`Drood' disc complete with multiple endings

Charles Dickens never finished ``The Mystery of Edwin Drood,'' but Rupert Holmes has managed to turn the Dickens tale into a Broadway musical that won four Tony Awards earlier this week. As everyone must know by now, Holmes chose to make it a ``solve-it-yourself'' mystery. At the height of the vaudeville-cum-mystery goings-on, the performance stops, and the audience is asked to vote for the identity of the murderer as well as that of another pivotal character. Then the democratically determined ending is played out. Is it any surprise that an ending this transient would be cause for worry when conceiving the recording of ``Edwin Drood''? After all, how can you, the home listener, have any effect on the solution of this musical as it plays on your turntable?

Well, if you are one of those many home sound enthusiasts who still feel that vinyl black discs are the only way to listen to anything, you'll experience ``Drood'' the way the opening night Imperial Theatre audience voted it to end.

If, on the other hand, you have taken the compact disc (CD) plunge, you are in for a surprise. For the CD version of ``Edwin Drood'' is also ``solve-it-yourself.''

After listening to the bulk of the album, you are faced with two groups of multiple selections. You merely program your CD player to audition one track from column ``A'' and one from column ``B'' -- et voila! You can hear your own solution of ``The Mystery of Edwin Drood'' in your own living room.

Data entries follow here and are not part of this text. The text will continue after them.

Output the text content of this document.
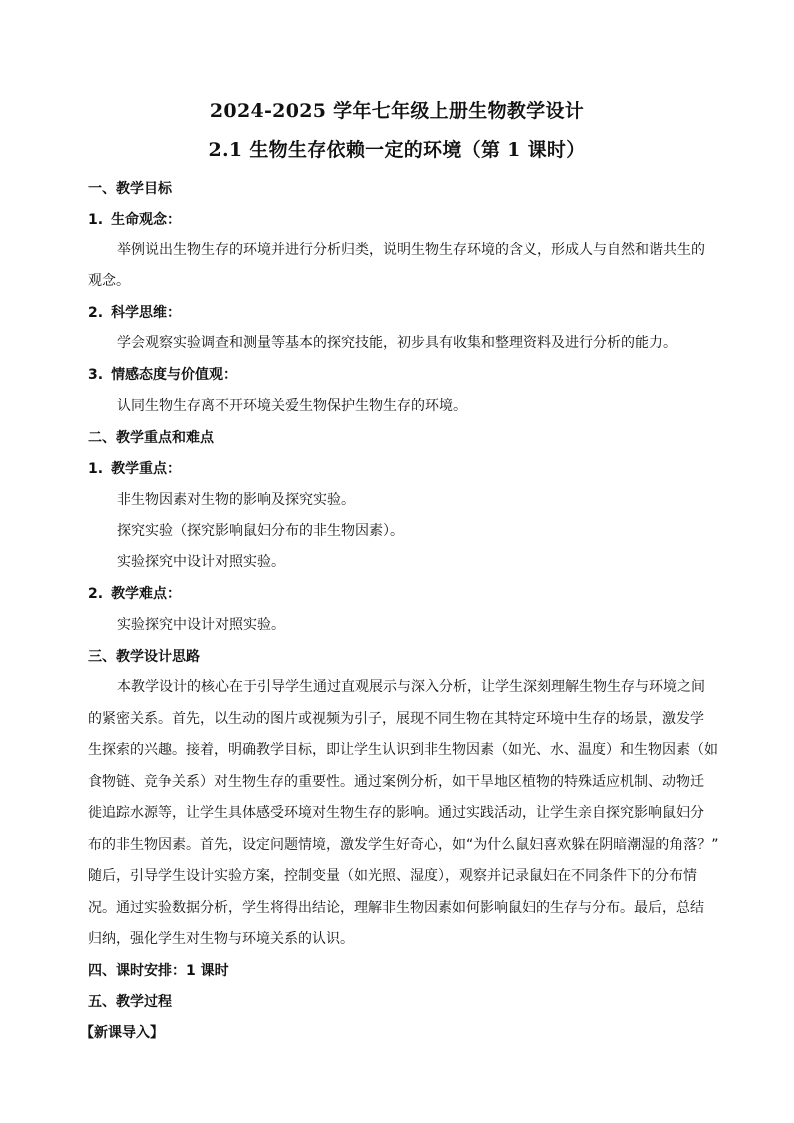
2024-2025 学年七年级上册生物教学设计
2.1 生物生存依赖一定的环境（第 1 课时）
一、教学目标
1. 生命观念：
举例说出生物生存的环境并进行分析归类，说明生物生存环境的含义，形成人与自然和谐共生的
观念。
2. 科学思维：
学会观察实验调查和测量等基本的探究技能，初步具有收集和整理资料及进行分析的能力。
3. 情感态度与价值观：
认同生物生存离不开环境关爱生物保护生物生存的环境。
二、教学重点和难点
1. 教学重点：
非生物因素对生物的影响及探究实验。
探究实验（探究影响鼠妇分布的非生物因素）。
实验探究中设计对照实验。
2. 教学难点：
实验探究中设计对照实验。
三、教学设计思路
本教学设计的核心在于引导学生通过直观展示与深入分析，让学生深刻理解生物生存与环境之间
的紧密关系。首先，以生动的图片或视频为引子，展现不同生物在其特定环境中生存的场景，激发学
生探索的兴趣。接着，明确教学目标，即让学生认识到非生物因素（如光、水、温度）和生物因素（如
食物链、竞争关系）对生物生存的重要性。通过案例分析，如干旱地区植物的特殊适应机制、动物迁
徙追踪水源等，让学生具体感受环境对生物生存的影响。通过实践活动，让学生亲自探究影响鼠妇分
布的非生物因素。首先，设定问题情境，激发学生好奇心，如“为什么鼠妇喜欢躲在阴暗潮湿的角落？”
随后，引导学生设计实验方案，控制变量（如光照、湿度），观察并记录鼠妇在不同条件下的分布情
况。通过实验数据分析，学生将得出结论，理解非生物因素如何影响鼠妇的生存与分布。最后，总结
归纳，强化学生对生物与环境关系的认识。
四、课时安排：1 课时
五、教学过程
【新课导入】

It really is an enchanting way to experience the show. But there are some mysteries that even this CD can't solve. For instance, why has the lovely little song ``Ceylon'' vanished from the CD, along with the extended ``Moonfall Quartet''? Both are on the black vinyl disk, and since CDs are supposed to be able to cope with up to 74 minutes of programming, there was the space for these missing items.

Serious collectors of Broadway musicals, therefore, will have to have both recorded versions. And even then they still won't have the wonderful hallucination ballet music from ``Wages of Sin.'' This is doubly sad since, in performance, that ballet was a deliciously insinuating incarnation of the clever music.

And what of the album as a souvenir of this entertaining romp of a show? It is good enough, without having the spontaneity it really needs, due mostly to the synthetic quality of the sound. One is aware of the sound booths the singers are placed in. Nevertheless, the cast boasts the splendid voices of Patti Cohenour, Howard McGillin (a particular find with his matinee idol looks and handsome baritone), and the legendary Cleo Laine. (How good to have her on Broadway at last!).

The score falls in the serviceable category and is held together -- both on stage and on disc, by the ebullient George Rose -- as engaging a master of ceremonies as any show album could hope to have.